10/08/2017

本当らしさ、本物らしさ

映画におけるSFXや食品サンプルなど、如何に見ている人に違和感を与えずフェイクを本物らしく見せるかに注力しているものは沢山ある。そしてそれらの世界では「本物はこうではないのだけど、ちょっとここをこうした方がこの世界観の中ではより本物らしく見える」という処理が加えられることも少なくない。
最初にそんな話を意識したのはスター・ウォーズのエピソード6(1983)のメイキング時のエピソードを読んでいたとき、当時話題になったスピーダーバイクのチェイスシーンについて。

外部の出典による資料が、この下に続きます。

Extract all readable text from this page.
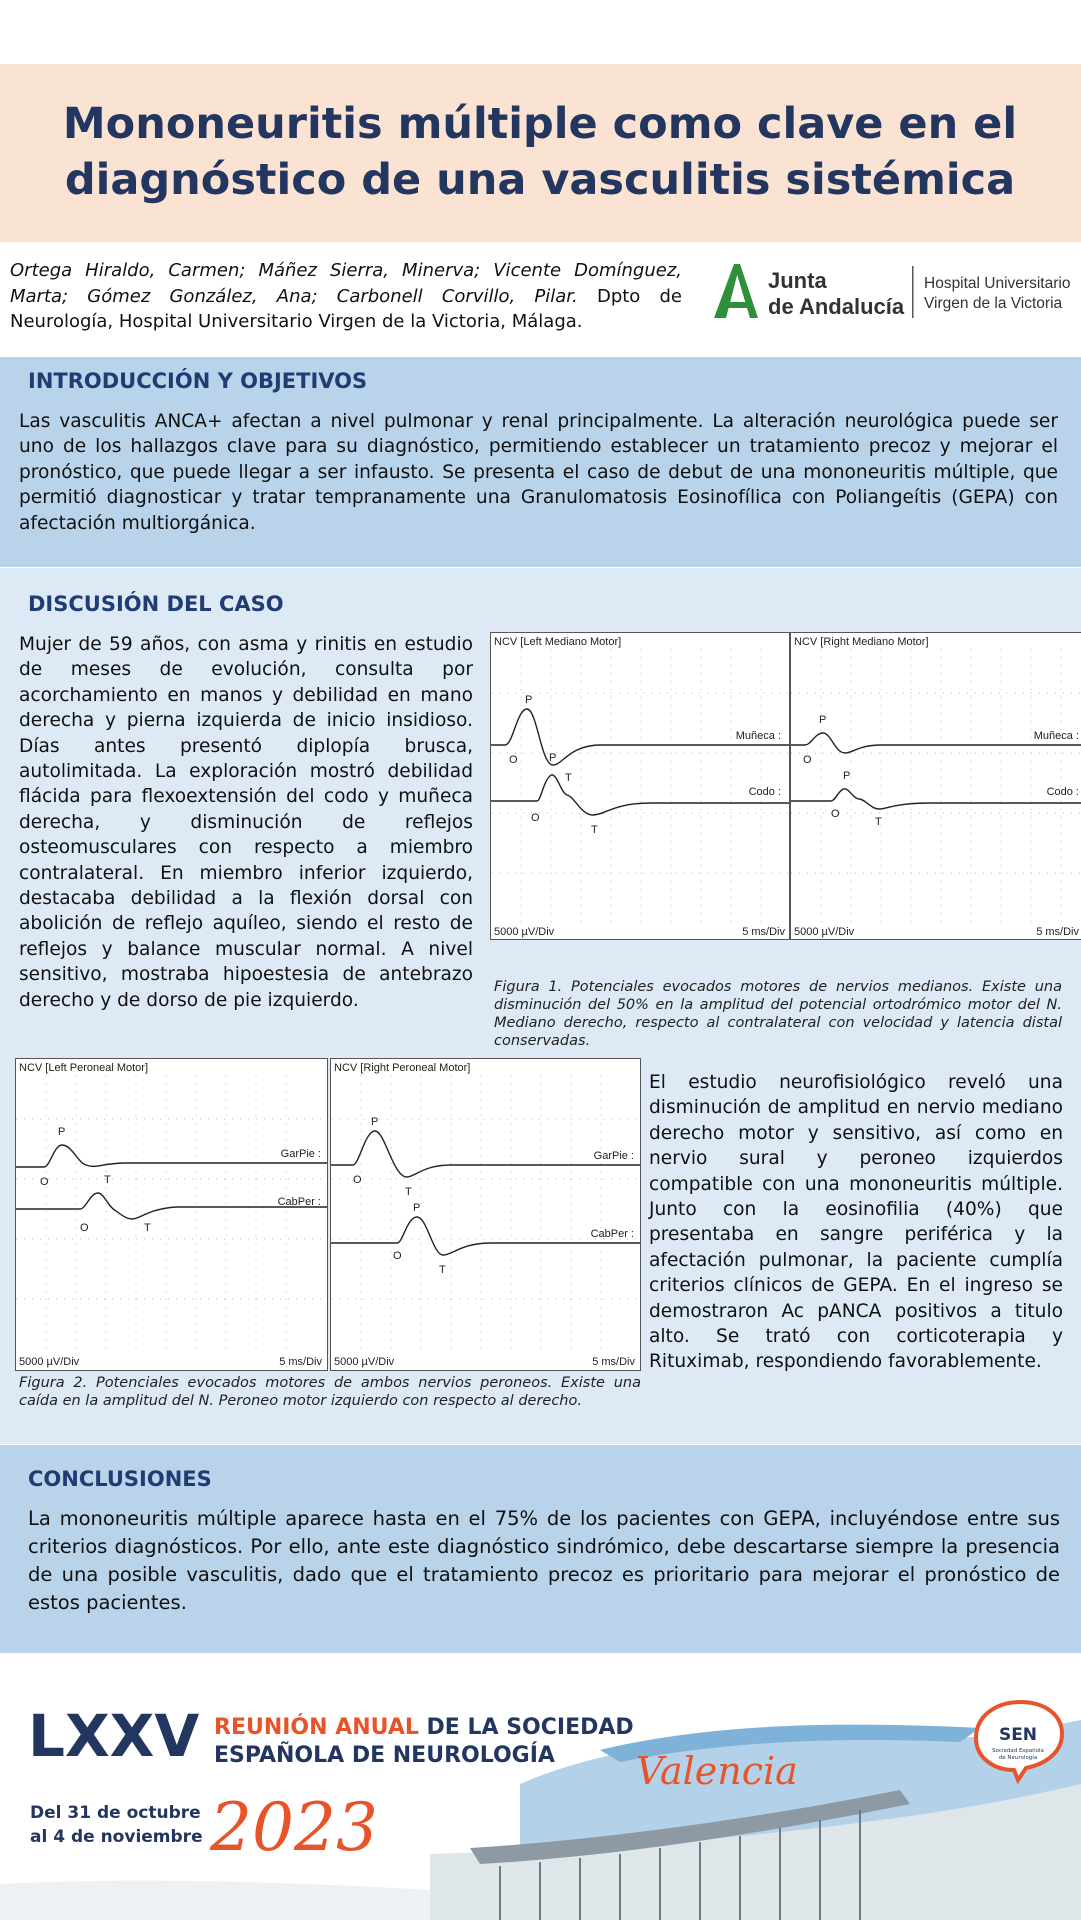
Mononeuritis múltiple como clave en el diagnóstico de una vasculitis sistémica

Ortega Hiraldo, Carmen; Máñez Sierra, Minerva; Vicente Domínguez, Marta; Gómez González, Ana; Carbonell Corvillo, Pilar. Dpto de Neurología, Hospital Universitario Virgen de la Victoria, Málaga.

Junta
de Andalucía
Hospital Universitario
Virgen de la Victoria
INTRODUCCIÓN Y OBJETIVOS

Las vasculitis ANCA+ afectan a nivel pulmonar y renal principalmente. La alteración neurológica puede ser uno de los hallazgos clave para su diagnóstico, permitiendo establecer un tratamiento precoz y mejorar el pronóstico, que puede llegar a ser infausto. Se presenta el caso de debut de una mononeuritis múltiple, que permitió diagnosticar y tratar tempranamente una Granulomatosis Eosinofílica con Poliangeítis (GEPA) con afectación multiorgánica.

DISCUSIÓN DEL CASO

Mujer de 59 años, con asma y rinitis en estudio de meses de evolución, consulta por acorchamiento en manos y debilidad en mano derecha y pierna izquierda de inicio insidioso. Días antes presentó diplopía brusca, autolimitada. La exploración mostró debilidad flácida para flexoextensión del codo y muñeca derecha, y disminución de reflejos osteomusculares con respecto a miembro contralateral. En miembro inferior izquierdo, destacaba debilidad a la flexión dorsal con abolición de reflejo aquíleo, siendo el resto de reflejos y balance muscular normal. A nivel sensitivo, mostraba hipoestesia de antebrazo derecho y de dorso de pie izquierdo.

NCV [Left Mediano Motor]
Muñeca :
Codo :
P
O	P
T
O
T
5000 µV/Div	5 ms/Div
NCV [Right Mediano Motor]
Muñeca :
Codo :
P
O
P
O
T
5000 µV/Div	5 ms/Div

Figura 1. Potenciales evocados motores de nervios medianos. Existe una disminución del 50% en la amplitud del potencial ortodrómico motor del N. Mediano derecho, respecto al contralateral con velocidad y latencia distal conservadas.

NCV [Left Peroneal Motor]
GarPie :
CabPer :
P
O	T
O	T
5000 µV/Div	5 ms/Div
NCV [Right Peroneal Motor]
GarPie :
CabPer :
P
O
T
P
O
T
5000 µV/Div	5 ms/Div

Figura 2. Potenciales evocados motores de ambos nervios peroneos. Existe una caída en la amplitud del N. Peroneo motor izquierdo con respecto al derecho.

El estudio neurofisiológico reveló una disminución de amplitud en nervio mediano derecho motor y sensitivo, así como en nervio sural y peroneo izquierdos compatible con una mononeuritis múltiple. Junto con la eosinofilia (40%) que presentaba en sangre periférica y la afectación pulmonar, la paciente cumplía criterios clínicos de GEPA. En el ingreso se demostraron Ac pANCA positivos a titulo alto. Se trató con corticoterapia y Rituximab, respondiendo favorablemente.

CONCLUSIONES

La mononeuritis múltiple aparece hasta en el 75% de los pacientes con GEPA, incluyéndose entre sus criterios diagnósticos. Por ello, ante este diagnóstico sindrómico, debe descartarse siempre la presencia de una posible vasculitis, dado que el tratamiento precoz es prioritario para mejorar el pronóstico de estos pacientes.

LXXV REUNIÓN ANUAL DE LA SOCIEDAD
ESPAÑOLA DE NEUROLOGÍA
Del 31 de octubre
al 4 de noviembre 2023
Valencia
SEN
Sociedad Española
de Neurología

背景は高速度カメラで実際の森の中で撮影したものを使っていたが、単にキャラクターを合成するだけではしっくりこず、実写背景にあとから実際には存在しない効果を加えたところより本物らしく見えるようになったというエピソードがある。

さて、マジックの世界ではあるテクニック、例えばテーブルに置いてあるトランプを取り上げる動作のとき実際には見た目以上の何かを行うようなテクニック、を練習する際に良く聞くアドバイスとしてまずは実際にトランプを取り上げる動作を行ってみて、それを手本にその動きに近づくように練習すべし、というのがある。
これを完全に否定するつもりはないし、自分の頭の中で動作イメージを作れない場合は手軽に手本となる動作を手に入れる一手法であると思う。しかしそれを唯一の方法と思ったり、「実際にそれを行ったときの動き」を唯一無二の目指すべきゴールと捉えたり、さらには他者のマジックにアドバイスをするときに「実際にそれをするときにはそうは手は動かない」と言ってみたりするのは思考が画一化しすぎているなと思う。他のフェイクを生み出す芸術がすでに取り入れているのにマジックがまだなかなか目を向けられずにいる視点。
また、本当の動きを鏡の前で繰り返しているうちにそっちの方がぎこちなくよくわからないことになってしまう例も見る。さらにそもそも例えばフレンチドロップなんて練習を始める前に実生活であの動作をやったことある人の方が希だろう。
もちろん、マジックがその点に全く気付かずにいるのかというとそうではなくてデビッド・ロスのシャトルパスなどはフェイクが彼の演技の中では疑問を挟む余地のない説得力を持った動きとして成立している例と言える。リアルなときもあのリズムと流れでやろうと思ったらそのためにもまた練習が必要なくらい、リアルからは遠い動きだがあれを彼が一般的な意味でのリアルに寄せたらマジック全体がもっと怪しく不自然に見えてしまうことは容易に想像出来る。

マジックの演技での動作のありようは、例えば音楽においてある箇所にどんなフレーズを入れるかにも似ているかもしれない。どんなに良く出来たフレーズでも前後のつながり、リズムに違和感があればそこだけ悪目立ちしてしまう。如何にそこに溶け込んでつなぎ目が見えなくなるかが大事で実際の動作との距離がどれくらいかにのみ目を向けるのは必ずしも良い結果を生まない。
などと、よく知りもしない音楽を例えに出して書いてしまい、自分が知っていることを説明するためによく知りもしない分野を引き合いに出すのは何て筋が悪いのだろうと思ったのでした。気をつけます。はい。